Fasting is the worst

It’s true that you have to fast for 24 hours before the test. No way around it, this is the worst part. The good news, however, is that after 12 hours of no food, plain chicken broth tastes divine. By 6 p.m. the day before my test, I thought of chicken broth in the same way I think about ice cream on a regular day. And the mandatory liquid diet gives you free license to eat and drink things you normally would not: Jell-O, soda, popsicles.

My best advice in this regard is that you don’t buy your liquid-diet “food” stash too early. I bought everything the week before, and by the time I was in prep mode, my children had eaten all the Jell-O and drank all the soda. Normally, no one in my family cares about orange Jell-O. But put those Jell-Os in a special drawer in the fridge and say it is off limits, and everyone wants some.

Also, the temptation is great to ingest six meals the day before you can have no meals. The night before my prep, my motto was, “I’m going to eat all the things.” And I did, right up until 11:59 p.m. I felt very clever. Until the next day.

“Cleansing” is no joke

Your colon has to be absolutely empty before the exam, and not eating for 24 hours is not enough. You also have to take a ridiculous amount of laxatives and spend about five hours in the restroom. You will not be glad if you ate “all the things” the day before.

I actually felt sorry for my intestines before the first round. They had no idea what was coming, like a child who is blissfully reading a Highlights magazine when a nurse sneaks up with the flu vaccine.
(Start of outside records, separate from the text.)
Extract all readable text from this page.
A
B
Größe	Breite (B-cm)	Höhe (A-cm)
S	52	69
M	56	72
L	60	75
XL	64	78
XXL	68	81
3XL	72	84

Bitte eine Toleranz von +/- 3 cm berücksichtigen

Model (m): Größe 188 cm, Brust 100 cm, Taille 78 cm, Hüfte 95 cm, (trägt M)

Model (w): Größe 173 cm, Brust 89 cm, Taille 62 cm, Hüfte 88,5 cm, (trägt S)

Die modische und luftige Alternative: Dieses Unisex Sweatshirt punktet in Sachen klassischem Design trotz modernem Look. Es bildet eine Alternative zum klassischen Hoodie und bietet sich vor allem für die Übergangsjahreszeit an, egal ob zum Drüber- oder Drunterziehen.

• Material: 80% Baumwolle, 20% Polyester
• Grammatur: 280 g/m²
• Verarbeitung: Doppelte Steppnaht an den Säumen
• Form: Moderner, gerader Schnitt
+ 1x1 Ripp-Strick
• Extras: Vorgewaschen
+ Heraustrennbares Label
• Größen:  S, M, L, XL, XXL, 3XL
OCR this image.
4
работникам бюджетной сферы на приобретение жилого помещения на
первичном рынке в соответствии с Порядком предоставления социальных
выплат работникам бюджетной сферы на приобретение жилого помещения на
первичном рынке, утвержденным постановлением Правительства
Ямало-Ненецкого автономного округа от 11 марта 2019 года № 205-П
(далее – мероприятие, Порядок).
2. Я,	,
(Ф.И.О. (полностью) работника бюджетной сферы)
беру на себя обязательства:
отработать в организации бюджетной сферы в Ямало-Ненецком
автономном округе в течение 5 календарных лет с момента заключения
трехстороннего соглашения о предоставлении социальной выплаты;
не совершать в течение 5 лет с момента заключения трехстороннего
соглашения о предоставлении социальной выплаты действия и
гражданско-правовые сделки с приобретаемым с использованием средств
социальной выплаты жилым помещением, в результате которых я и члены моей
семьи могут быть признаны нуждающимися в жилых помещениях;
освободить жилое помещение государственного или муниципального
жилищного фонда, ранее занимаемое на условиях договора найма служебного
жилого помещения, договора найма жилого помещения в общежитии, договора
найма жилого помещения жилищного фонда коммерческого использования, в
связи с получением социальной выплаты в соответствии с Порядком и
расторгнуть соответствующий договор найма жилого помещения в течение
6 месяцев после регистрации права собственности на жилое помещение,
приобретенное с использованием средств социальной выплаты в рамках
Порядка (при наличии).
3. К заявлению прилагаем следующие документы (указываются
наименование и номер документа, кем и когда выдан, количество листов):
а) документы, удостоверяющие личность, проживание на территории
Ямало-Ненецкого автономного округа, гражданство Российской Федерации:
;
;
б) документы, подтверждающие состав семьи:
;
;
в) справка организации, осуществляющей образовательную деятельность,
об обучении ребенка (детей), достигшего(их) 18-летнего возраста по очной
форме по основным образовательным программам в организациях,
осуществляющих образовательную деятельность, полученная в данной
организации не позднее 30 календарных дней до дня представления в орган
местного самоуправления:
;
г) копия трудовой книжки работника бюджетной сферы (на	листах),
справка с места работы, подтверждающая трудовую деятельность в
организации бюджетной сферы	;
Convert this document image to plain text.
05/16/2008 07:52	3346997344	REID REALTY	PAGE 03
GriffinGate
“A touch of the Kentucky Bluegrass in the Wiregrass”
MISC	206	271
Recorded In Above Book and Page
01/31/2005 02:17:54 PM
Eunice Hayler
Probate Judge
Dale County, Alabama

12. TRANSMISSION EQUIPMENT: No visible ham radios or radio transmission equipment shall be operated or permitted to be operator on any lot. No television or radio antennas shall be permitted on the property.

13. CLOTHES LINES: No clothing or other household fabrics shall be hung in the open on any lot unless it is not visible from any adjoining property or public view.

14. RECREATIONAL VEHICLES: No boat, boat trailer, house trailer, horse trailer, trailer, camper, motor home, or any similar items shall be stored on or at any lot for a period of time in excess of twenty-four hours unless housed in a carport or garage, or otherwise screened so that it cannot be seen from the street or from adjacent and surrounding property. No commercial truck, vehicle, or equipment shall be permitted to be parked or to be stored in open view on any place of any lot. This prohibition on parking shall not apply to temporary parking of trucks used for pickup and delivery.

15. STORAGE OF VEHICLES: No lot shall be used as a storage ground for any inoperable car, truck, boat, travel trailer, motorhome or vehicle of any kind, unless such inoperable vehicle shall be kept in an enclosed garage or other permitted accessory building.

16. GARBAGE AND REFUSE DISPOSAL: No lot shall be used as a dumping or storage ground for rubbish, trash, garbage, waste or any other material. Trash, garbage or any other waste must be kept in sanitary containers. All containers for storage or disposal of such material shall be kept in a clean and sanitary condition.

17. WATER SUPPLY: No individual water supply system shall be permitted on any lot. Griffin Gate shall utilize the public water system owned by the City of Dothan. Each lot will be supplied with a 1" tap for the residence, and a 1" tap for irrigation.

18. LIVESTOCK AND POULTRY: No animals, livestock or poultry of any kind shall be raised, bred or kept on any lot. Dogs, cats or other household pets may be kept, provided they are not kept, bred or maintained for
By bedtime, however, the intestines were in overdrive. That’s when I drank a gritty substance mixed with Gatorade (choose your flavor carefully; you will never want this flavor again), and then, unbelievably, spent even more time in the bathroom.

But the exam is nothing

By the time I arrived at the hospital, I had one thing on my mind: food. By that point, I could do anything if it meant I’d get a chicken sandwich after. As the nurses inserted my IV and started the sedatives, I did not think about my rear-end hanging out of the gown and off the hospital bed. No, I just wanted a sandwich.

Less than 30 minutes later, the whole thing was done. It was that quick and totally painless. I got an excellent report and instructions to return in five years.

I will not eat chicken broth or Jell-O until then.